I was driving past Kawainui Marsh the other day, and it gave me a warm feeling to see people cleaning it up, ripping out all of that evil Salvinia molesta weed, along with abandoned tires, discarded shopping carts and the occasional dead body.

I don't like warm feelings, and when I get them they make me nervous. Writing a humor column is nasty business, and when you start going warm and mushy, you lose your edge. You need the ability to see the world through the sharp, clear prism of cynicism and thinly veiled hostility. Warm feelings might be fine for garden column writers, although they're a pretty angry bunch themselves.
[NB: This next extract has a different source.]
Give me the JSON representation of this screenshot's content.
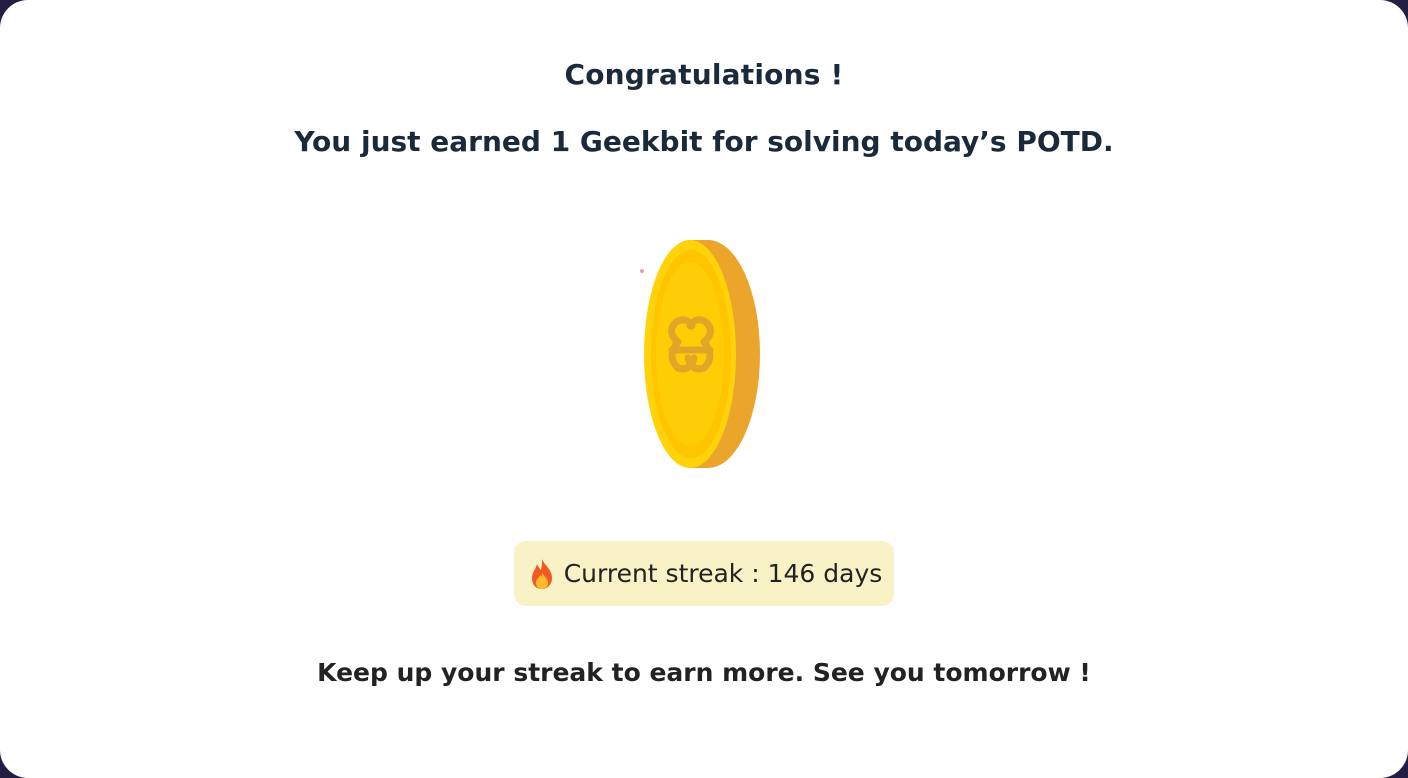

And heavy drinkers.

Anyway, what made me nervous about feeling warm about cleaning up Kawainui Marsh is that I'm part of a generation of people brought up to believe that marshes should not be cleaned up. The essence of a marsh is to be muddy and disgusting. You don't clean a marsh, you drain a marsh. And turn it into land you can actually use for something.

THAT WAS THE thinking before we found out that everything in the world, even useless tracks of desert, are actually "eco-systems" with important roles in the health of the planet. I understand that now. I'm an evolved being. But there's still this little glitch in my thought processes, a dysfunctional synapse firing, saying that there are only two types of land: good land and bad land.

Desert was considered crummy, dead land inhabited by steer skulls and large, ugly birds. Then we learned that, no, deserts are fragile eco-systems. I scoffed at first. Fragile? How do you damage a dry, dusty desert? Plant Bermuda grass? Maybe install a row of petunias? (I'll have to consult a garden columnist when one sobers up.)

Marshes, bogs and swamps likewise were "bad land," useless except for relieving old ladies of their pensions in land development swindles. They were wet, horrible places where everything bites, including the plants.

They were great for dumping stuff, since no one went there anyway. And in fact, any body of water was considered a great place to dump stuff. They were dumping human waste into the Ohio River when I was in West Virginia not all that long ago, and I believe New York City still dumps barge-loads of garbage at sea.

Modern Eco-Dudes like me know that's just wrong. You don't dump millions of tons of rubbish in the Atlantic Ocean when you've got New Jersey next door.

And yes, if we are going to have a big, messy marsh in the middle of a nice residential area like Kailua, it should be the cleanest and least weed-infested marsh we can have. It is good to see people spiffing it up, although I'm over my warm flash. Which is why I now know it was not dead bodies they were pulling out of the muck. It must have been rotting carpets or wayward garden columnists.